Left Neglected is the latest from Still Alice author, Lisa Genova.  Still Alice (reviewed HERE) was one of my favorite books of 2009, and was discussed and well-loved by my book club.  I bought Left Neglected on the Nook the minute I heard it was out.

Here’s the blurb from the publisher:

In an instant, life can change forever.

Sarah Nickerson is a high-powered working mom with too much on her plate and too little time. One day, racing to work and trying to make a phone call, she looks away from the road for one second too long. In the blink of an eye, all the rapidly moving parts of her over-scheduled life come to a screeching halt. A traumatic brain injury completely erases the left side of her world.

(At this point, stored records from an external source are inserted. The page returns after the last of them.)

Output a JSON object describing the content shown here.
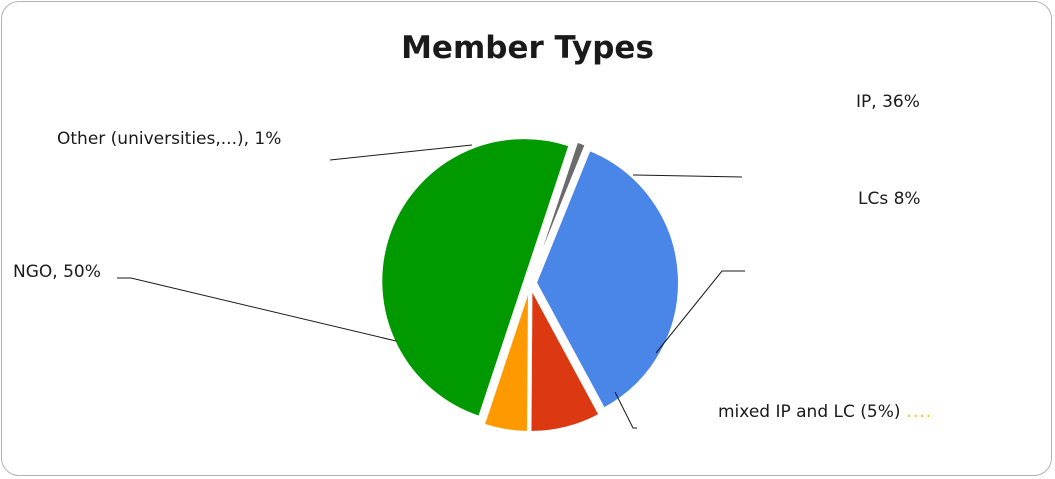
{
  "chart_data": {
    "type": "pie",
    "title": "Member Types",
    "slices": [
      {
        "label": "IP",
        "value": 36,
        "color": "#4a86e8",
        "text": "IP, 36%"
      },
      {
        "label": "LCs",
        "value": 8,
        "color": "#dc3912",
        "text": "LCs  8%"
      },
      {
        "label": "mixed IP and LC",
        "value": 5,
        "color": "#ff9900",
        "text": "mixed IP and LC (5%)"
      },
      {
        "label": "NGO",
        "value": 50,
        "color": "#009900",
        "text": "NGO, 50%"
      },
      {
        "label": "Other (universities,...)",
        "value": 1,
        "color": "#6b6b6b",
        "text": "Other (universities,...), 1%"
      }
    ],
    "mixed_suffix": "....",
    "legend": "none"
  }
}
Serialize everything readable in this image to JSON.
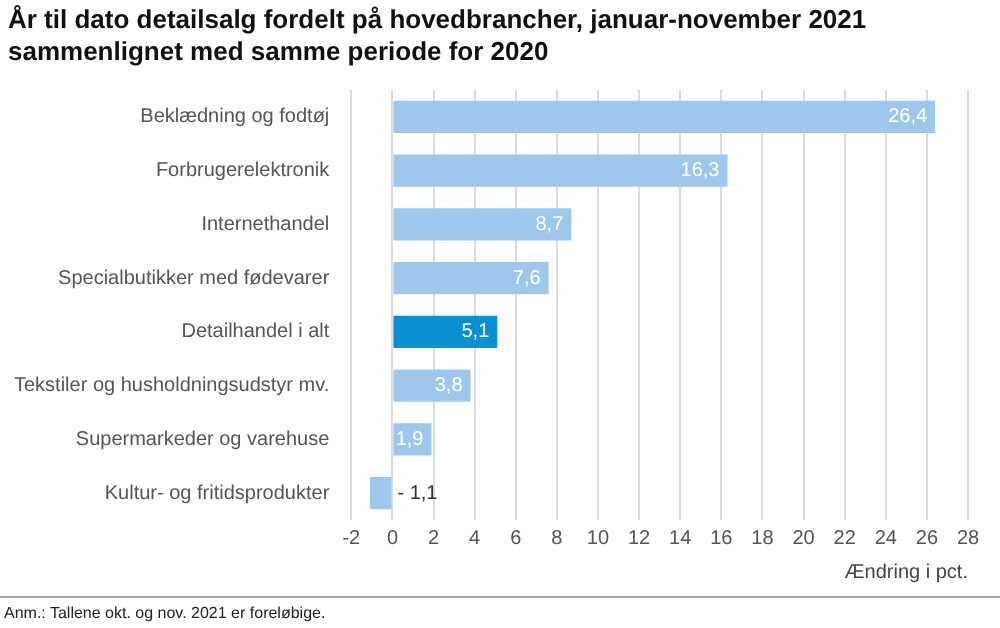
{
  "chart_data": {
    "type": "bar",
    "orientation": "horizontal",
    "title": "År til dato detailsalg fordelt på hovedbrancher, januar-november 2021 sammenlignet med samme periode for 2020",
    "xlabel": "Ændring i pct.",
    "categories": [
      "Beklædning og fodtøj",
      "Forbrugerelektronik",
      "Internethandel",
      "Specialbutikker med fødevarer",
      "Detailhandel i alt",
      "Tekstiler og husholdningsudstyr mv.",
      "Supermarkeder og varehuse",
      "Kultur- og fritidsprodukter"
    ],
    "values": [
      26.4,
      16.3,
      8.7,
      7.6,
      5.1,
      3.8,
      1.9,
      -1.1
    ],
    "value_labels": [
      "26,4",
      "16,3",
      "8,7",
      "7,6",
      "5,1",
      "3,8",
      "1,9",
      "- 1,1"
    ],
    "colors": [
      "#9dc8ec",
      "#9dc8ec",
      "#9dc8ec",
      "#9dc8ec",
      "#0a8fd3",
      "#9dc8ec",
      "#9dc8ec",
      "#9dc8ec"
    ],
    "xlim": [
      -2,
      28
    ],
    "xticks": [
      -2,
      0,
      2,
      4,
      6,
      8,
      10,
      12,
      14,
      16,
      18,
      20,
      22,
      24,
      26,
      28
    ],
    "grid": "x",
    "annotations": [
      "Anm.: Tallene okt. og nov. 2021 er foreløbige."
    ]
  }
}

As she struggles to recover, she discovers she must embrace a simpler life, and in so doing begins to heal the things she’s left neglected in herself, her family, and the world around her.

My review:

Sarah is busy.  She and her husband and their nanny juggle parenting responsibilities for their 3 kids, and 80 hour work weeks are common.  They live in an affluent neighborhood, own a vacation home in Vermont, and race through their days at a breakneck pace until the minute everything changes in a horrible crash.

Sarah’s accident leaves her with a traumatic brain injury called Left Neglect Syndrome, a fascinating condition in which there is damage to the right hemisphere of the brain that causes the patient to experience a deficit in attention and failure to recognize the left side of their body or space.  They are unaware of the left of things.  Left is no longer there.  It is non-existent.

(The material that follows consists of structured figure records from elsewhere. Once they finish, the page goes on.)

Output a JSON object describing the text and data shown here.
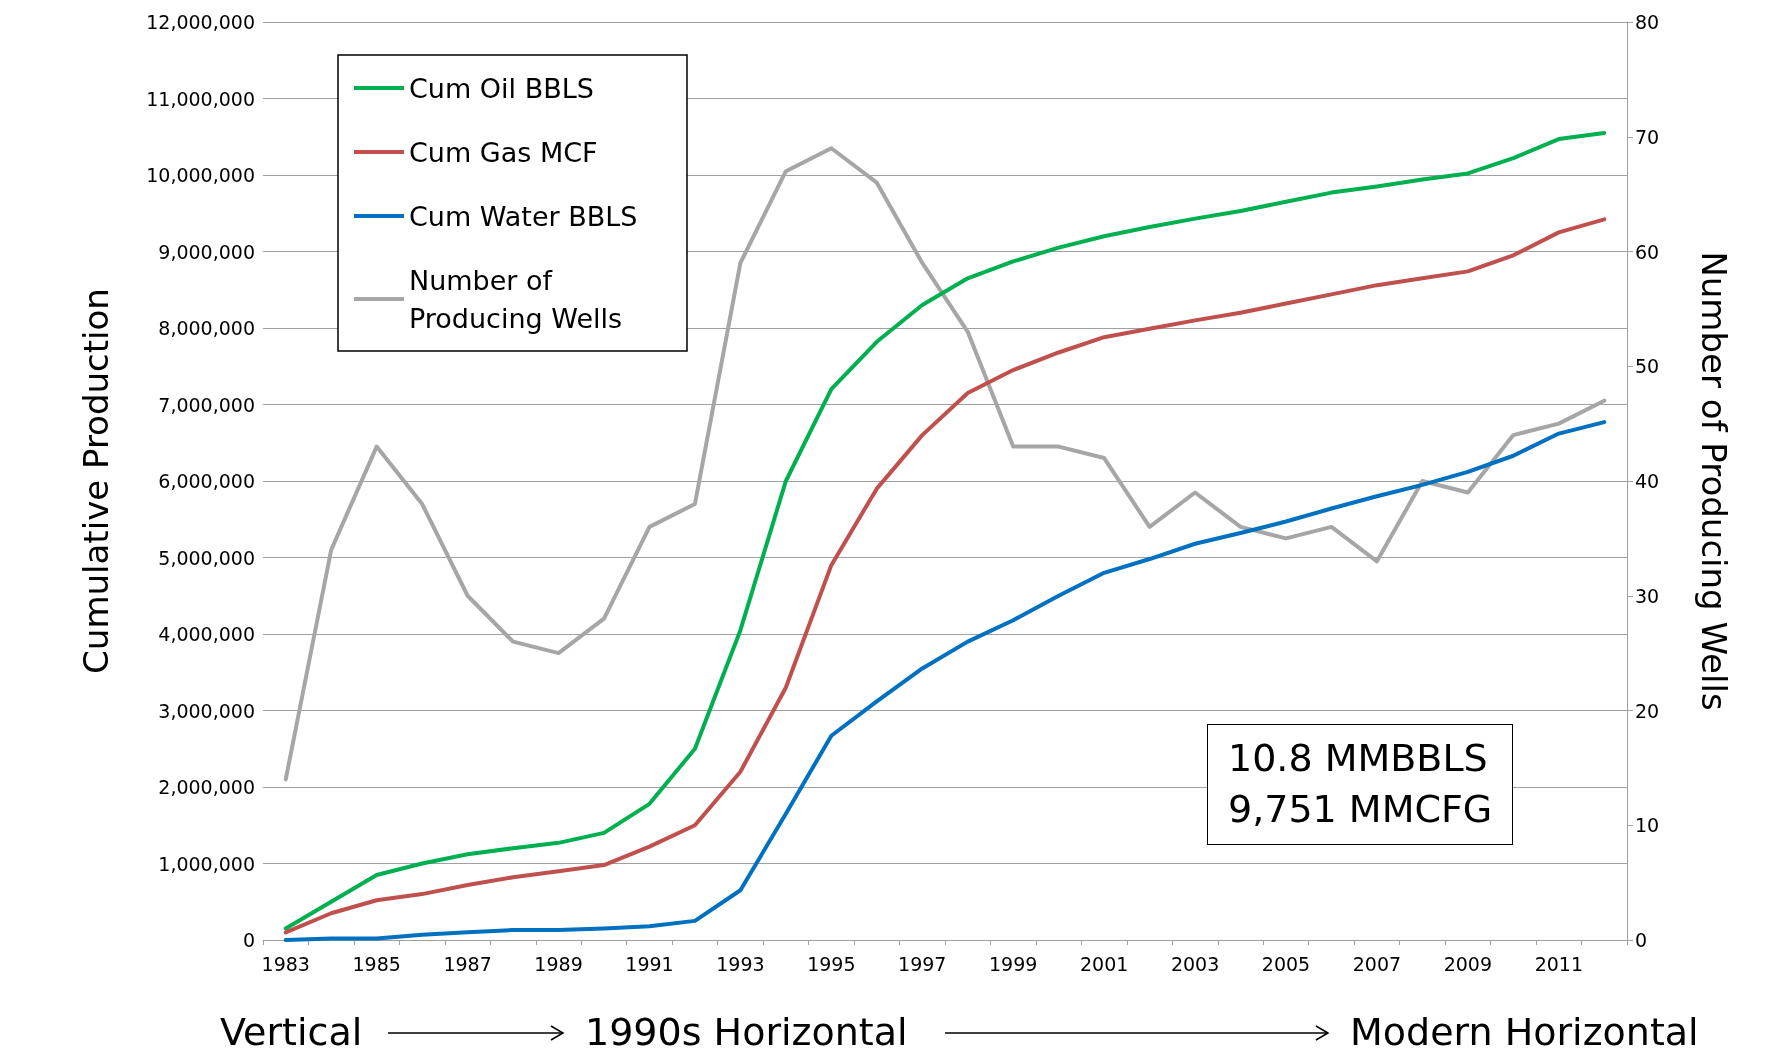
{
  "chart_data": {
    "type": "line",
    "ylabel": "Cumulative Production",
    "y2label": "Number of Producing Wells",
    "categories": [
      "1983",
      null,
      "1985",
      null,
      "1987",
      null,
      "1989",
      null,
      "1991",
      null,
      "1993",
      null,
      "1995",
      null,
      "1997",
      null,
      "1999",
      null,
      "2001",
      null,
      "2003",
      null,
      "2005",
      null,
      "2007",
      null,
      "2009",
      null,
      "2011",
      null
    ],
    "series": [
      {
        "name": "Cum Oil BBLS",
        "color": "#00b050",
        "values": [
          150000,
          500000,
          850000,
          1000000,
          1120000,
          1200000,
          1270000,
          1400000,
          1780000,
          2500000,
          4050000,
          6000000,
          7200000,
          7820000,
          8300000,
          8650000,
          8870000,
          9050000,
          9200000,
          9320000,
          9430000,
          9530000,
          9650000,
          9770000,
          9850000,
          9940000,
          10020000,
          10220000,
          10470000,
          10550000
        ]
      },
      {
        "name": "Cum Gas MCF",
        "color": "#c0504d",
        "values": [
          100000,
          350000,
          520000,
          600000,
          720000,
          820000,
          900000,
          980000,
          1220000,
          1500000,
          2200000,
          3300000,
          4900000,
          5900000,
          6600000,
          7150000,
          7450000,
          7680000,
          7880000,
          7990000,
          8100000,
          8200000,
          8320000,
          8440000,
          8560000,
          8650000,
          8740000,
          8950000,
          9250000,
          9420000
        ]
      },
      {
        "name": "Cum Water BBLS",
        "color": "#0070c0",
        "values": [
          0,
          20000,
          20000,
          70000,
          100000,
          130000,
          130000,
          150000,
          180000,
          250000,
          650000,
          1650000,
          2670000,
          3120000,
          3550000,
          3900000,
          4180000,
          4500000,
          4800000,
          4980000,
          5180000,
          5320000,
          5470000,
          5640000,
          5800000,
          5950000,
          6120000,
          6330000,
          6620000,
          6770000
        ]
      },
      {
        "name": "Number of Producing Wells",
        "color": "#a6a6a6",
        "axis": "y2",
        "values": [
          14,
          34,
          43,
          38,
          30,
          26,
          25,
          28,
          36,
          38,
          59,
          67,
          69,
          66,
          59,
          53,
          43,
          43,
          42,
          36,
          39,
          36,
          35,
          36,
          33,
          40,
          39,
          44,
          45,
          47
        ]
      }
    ],
    "ylim": [
      0,
      12000000
    ],
    "yticks": [
      0,
      {
        "value": 1000000,
        "label": "1,000,000"
      },
      {
        "value": 2000000,
        "label": "2,000,000"
      },
      {
        "value": 3000000,
        "label": "3,000,000"
      },
      {
        "value": 4000000,
        "label": "4,000,000"
      },
      {
        "value": 5000000,
        "label": "5,000,000"
      },
      {
        "value": 6000000,
        "label": "6,000,000"
      },
      {
        "value": 7000000,
        "label": "7,000,000"
      },
      {
        "value": 8000000,
        "label": "8,000,000"
      },
      {
        "value": 9000000,
        "label": "9,000,000"
      },
      {
        "value": 10000000,
        "label": "10,000,000"
      },
      {
        "value": 11000000,
        "label": "11,000,000"
      },
      {
        "value": 12000000,
        "label": "12,000,000"
      }
    ],
    "y2lim": [
      0,
      80
    ],
    "y2ticks": [
      0,
      10,
      20,
      30,
      40,
      50,
      60,
      70,
      80
    ],
    "grid": "y",
    "legend": "top left",
    "marker": "none",
    "line_style": "solid",
    "annotations": [
      "10.8 MMBBLS\n9,751 MMCFG",
      "Vertical",
      "1990s Horizontal",
      "Modern Horizontal"
    ]
  }
}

While reading about Sarah’s disregard for all things ‘left’ I tried to imagine that.  It’s not a visual problem and that’s the only way I could picture it.  Not seeing the left is one thing, but not realizing you have a left hand, or not being able to fathom where it might be, is quite another.  Only noticing things on the right (for instance, only your right leg) makes it difficult to walk.  So many things we take for granted, like getting dressed, become huge, time-consuming hurdles.

Sarah’s mother comes to help with the kids during Sarah’s months-long rehabilitation, which is a blessing and a curse.  Their relationship is complicated and distant initially due to a childhood tragedy and maternal neglect, but one of the blessings (yes, blessings) of Sarah’s brain injury is the time it affords her to grow closer to her mother and repair that relationship.  Another blessing of the brain injury:  she comes to know and appreciate the special challenges of her young son Charlie, recently diagnosed with ADD.

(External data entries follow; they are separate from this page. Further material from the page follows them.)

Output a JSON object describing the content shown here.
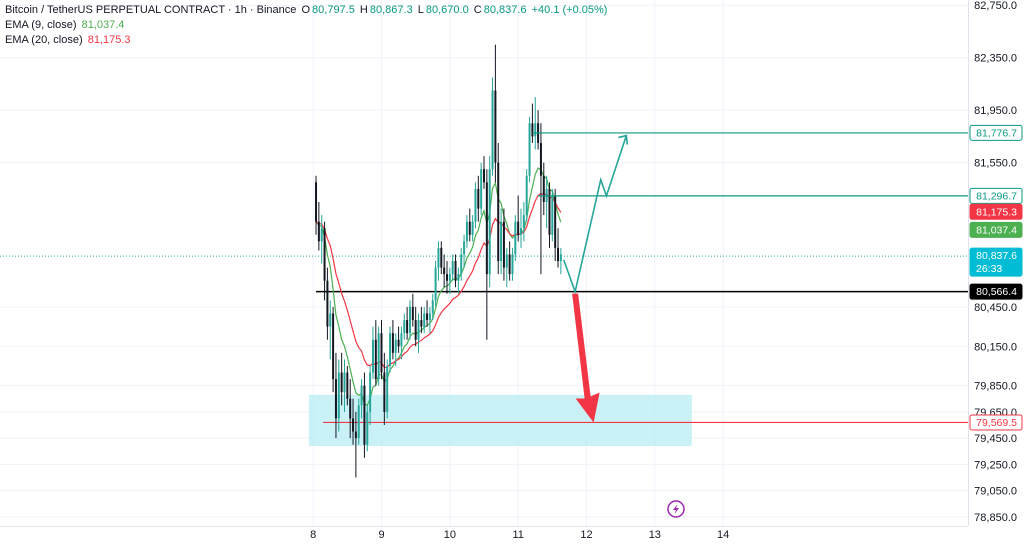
{
  "legend": {
    "symbol": "Bitcoin / TetherUS PERPETUAL CONTRACT · 1h · Binance",
    "o_key": "O",
    "o_val": "80,797.5",
    "h_key": "H",
    "h_val": "80,867.3",
    "l_key": "L",
    "l_val": "80,670.0",
    "c_key": "C",
    "c_val": "80,837.6",
    "change": "+40.1 (+0.05%)",
    "ema9_label": "EMA (9, close)",
    "ema9_val": "81,037.4",
    "ema20_label": "EMA (20, close)",
    "ema20_val": "81,175.3"
  },
  "colors": {
    "up": "#26a69a",
    "down": "#131722",
    "ema9": "#4caf50",
    "ema20": "#f23645",
    "accent_green": "#089981",
    "zone": "#b2ebf2",
    "arrow_red": "#f23645",
    "line_black": "#000000",
    "last_price_bg": "#00bcd4"
  },
  "chart_data": {
    "type": "candlestick",
    "y_ticks": [
      "82,750.0",
      "82,350.0",
      "81,950.0",
      "81,550.0",
      "80,450.0",
      "80,150.0",
      "79,850.0",
      "79,650.0",
      "79,450.0",
      "79,250.0",
      "79,050.0",
      "78,850.0"
    ],
    "x_ticks": [
      "8",
      "9",
      "10",
      "11",
      "12",
      "13",
      "14"
    ],
    "price_labels": [
      {
        "text": "81,776.7",
        "kind": "green-outline"
      },
      {
        "text": "81,296.7",
        "kind": "green-outline"
      },
      {
        "text": "81,175.3",
        "kind": "red"
      },
      {
        "text": "81,037.4",
        "kind": "green"
      },
      {
        "text": "80,837.6",
        "sub": "26:33",
        "kind": "cyan"
      },
      {
        "text": "80,566.4",
        "kind": "black"
      },
      {
        "text": "79,569.5",
        "kind": "red-outline"
      }
    ],
    "levels": {
      "support": 80566.4,
      "target_low": 79569.5,
      "tp1": 81296.7,
      "tp2": 81776.7,
      "zone_top": 79780,
      "zone_bottom": 79390,
      "last_price": 80837.6
    },
    "ylim": [
      78780,
      82790
    ],
    "x_range_hours": [
      -110,
      230
    ],
    "ema9_last": 81037.4,
    "ema20_last": 81175.3,
    "candles": [
      [
        81400,
        81450,
        81000,
        81100
      ],
      [
        81100,
        81250,
        80880,
        80950
      ],
      [
        80950,
        81150,
        80780,
        81050
      ],
      [
        81050,
        81100,
        80500,
        80650
      ],
      [
        80650,
        80750,
        80200,
        80300
      ],
      [
        80300,
        80500,
        80050,
        80400
      ],
      [
        80400,
        80450,
        79800,
        79900
      ],
      [
        79900,
        80100,
        79450,
        79600
      ],
      [
        79600,
        80050,
        79500,
        79950
      ],
      [
        79950,
        80100,
        79700,
        79800
      ],
      [
        79800,
        80050,
        79650,
        79950
      ],
      [
        79950,
        80000,
        79700,
        79750
      ],
      [
        79750,
        79900,
        79450,
        79600
      ],
      [
        79600,
        79750,
        79400,
        79500
      ],
      [
        79500,
        79650,
        79150,
        79450
      ],
      [
        79450,
        79750,
        79400,
        79700
      ],
      [
        79700,
        79900,
        79600,
        79850
      ],
      [
        79850,
        79950,
        79300,
        79400
      ],
      [
        79400,
        79700,
        79350,
        79650
      ],
      [
        79650,
        80000,
        79550,
        79950
      ],
      [
        79950,
        80300,
        79900,
        80200
      ],
      [
        80200,
        80350,
        79850,
        79900
      ],
      [
        79900,
        80300,
        79850,
        80250
      ],
      [
        80250,
        80350,
        79900,
        79950
      ],
      [
        79950,
        80100,
        79550,
        79650
      ],
      [
        79650,
        80050,
        79600,
        80000
      ],
      [
        80000,
        80300,
        79950,
        80250
      ],
      [
        80250,
        80350,
        80050,
        80100
      ],
      [
        80100,
        80250,
        80000,
        80200
      ],
      [
        80200,
        80300,
        80100,
        80150
      ],
      [
        80150,
        80300,
        80050,
        80250
      ],
      [
        80250,
        80400,
        80200,
        80350
      ],
      [
        80350,
        80450,
        80200,
        80250
      ],
      [
        80250,
        80500,
        80200,
        80450
      ],
      [
        80450,
        80550,
        80300,
        80350
      ],
      [
        80350,
        80450,
        80150,
        80200
      ],
      [
        80200,
        80400,
        80100,
        80350
      ],
      [
        80350,
        80450,
        80250,
        80300
      ],
      [
        80300,
        80450,
        80250,
        80400
      ],
      [
        80400,
        80500,
        80300,
        80350
      ],
      [
        80350,
        80450,
        80250,
        80400
      ],
      [
        80400,
        80550,
        80350,
        80500
      ],
      [
        80500,
        80800,
        80450,
        80750
      ],
      [
        80750,
        80950,
        80650,
        80900
      ],
      [
        80900,
        80950,
        80700,
        80750
      ],
      [
        80750,
        80850,
        80600,
        80700
      ],
      [
        80700,
        80800,
        80550,
        80650
      ],
      [
        80650,
        80750,
        80550,
        80700
      ],
      [
        80700,
        80850,
        80650,
        80800
      ],
      [
        80800,
        80850,
        80600,
        80650
      ],
      [
        80650,
        80750,
        80550,
        80700
      ],
      [
        80700,
        80900,
        80650,
        80850
      ],
      [
        80850,
        81000,
        80750,
        80950
      ],
      [
        80950,
        81150,
        80900,
        81100
      ],
      [
        81100,
        81200,
        80950,
        81000
      ],
      [
        81000,
        81150,
        80950,
        81100
      ],
      [
        81100,
        81400,
        81050,
        81350
      ],
      [
        81350,
        81450,
        81100,
        81200
      ],
      [
        81200,
        81550,
        81150,
        81500
      ],
      [
        81500,
        81600,
        81350,
        81400
      ],
      [
        81400,
        81500,
        80200,
        80700
      ],
      [
        80700,
        81600,
        80600,
        81500
      ],
      [
        81500,
        82200,
        81450,
        82100
      ],
      [
        82100,
        82450,
        81400,
        81550
      ],
      [
        81550,
        81700,
        80700,
        80800
      ],
      [
        80800,
        81200,
        80700,
        81100
      ],
      [
        81100,
        81200,
        80650,
        80750
      ],
      [
        80750,
        80900,
        80600,
        80850
      ],
      [
        80850,
        80950,
        80650,
        80700
      ],
      [
        80700,
        80900,
        80650,
        80850
      ],
      [
        80850,
        81150,
        80800,
        81100
      ],
      [
        81100,
        81300,
        80950,
        81000
      ],
      [
        81000,
        81200,
        80900,
        81050
      ],
      [
        81050,
        81250,
        80950,
        81150
      ],
      [
        81150,
        81500,
        81100,
        81450
      ],
      [
        81450,
        81900,
        81400,
        81850
      ],
      [
        81850,
        82000,
        81700,
        81750
      ],
      [
        81750,
        82050,
        81650,
        81850
      ],
      [
        81850,
        81950,
        81650,
        81700
      ],
      [
        81700,
        81850,
        80700,
        81450
      ],
      [
        81450,
        81550,
        81150,
        81250
      ],
      [
        81250,
        81450,
        81050,
        81350
      ],
      [
        81350,
        81400,
        80900,
        81000
      ],
      [
        81000,
        81350,
        80950,
        81300
      ],
      [
        81300,
        81350,
        80800,
        80900
      ],
      [
        80900,
        81050,
        80750,
        80800
      ],
      [
        80800,
        80900,
        80700,
        80850
      ]
    ]
  }
}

Sarah gets used to her new normal and learns to adapt to her special needs, but it’s a bumpy road.  She needs to come to terms with who she was and how things have changed.  It’s a painful process but not without it’s joys.

Lisa Genova is Harvard-educated with a degree in Biopsychology and a Ph.D. in Nueroscience.  She creatively pours all that scientific knowledge of the brain into her writing.  In Left Neglected she makes you understand and really feel what it means to be brain injured, just as she did in her wonderful debut novel, Still Alice, about a woman with early onset Alzheimer’s.

Left Neglected is terrific and compelling.  And if there is a moral to the story, I’d say it’s:

Slow down, people!  Pay attention.  The journey is the destination.

Note to self:

Sometimes I am truly busy.  I have a lot to do and not a lot of time to do it.

Other times I am just busy being busy.  I tell myself I thrive on multi-tasking and I think I do it well, but does anyone really need to do 14 things at once?  Must we make good use (or, rather, multiple use) of every second of every day?

I used to make phone calls while driving because I felt that driving was sort of forced down-time and what a perfect way to make it productive.  I looked around me and saw other drivers doing the very same thing.  I did it all the time until they enacted a law here in California forbidding it.  My rational brain agreed with the law and believed that distracted drivers are a true danger to themselves and others.  But even so I didn’t think it applied to me, so I kept doing it for awhile even after the law took effect.  It was a hard habit to break.

But I am now reformed.  Not because of a horrible accident or a close call or even a ticket, but because of a book.  Thank you, Lisa Genova.  I know it’s dangerous and realize I am not so special that it can’t happen to me.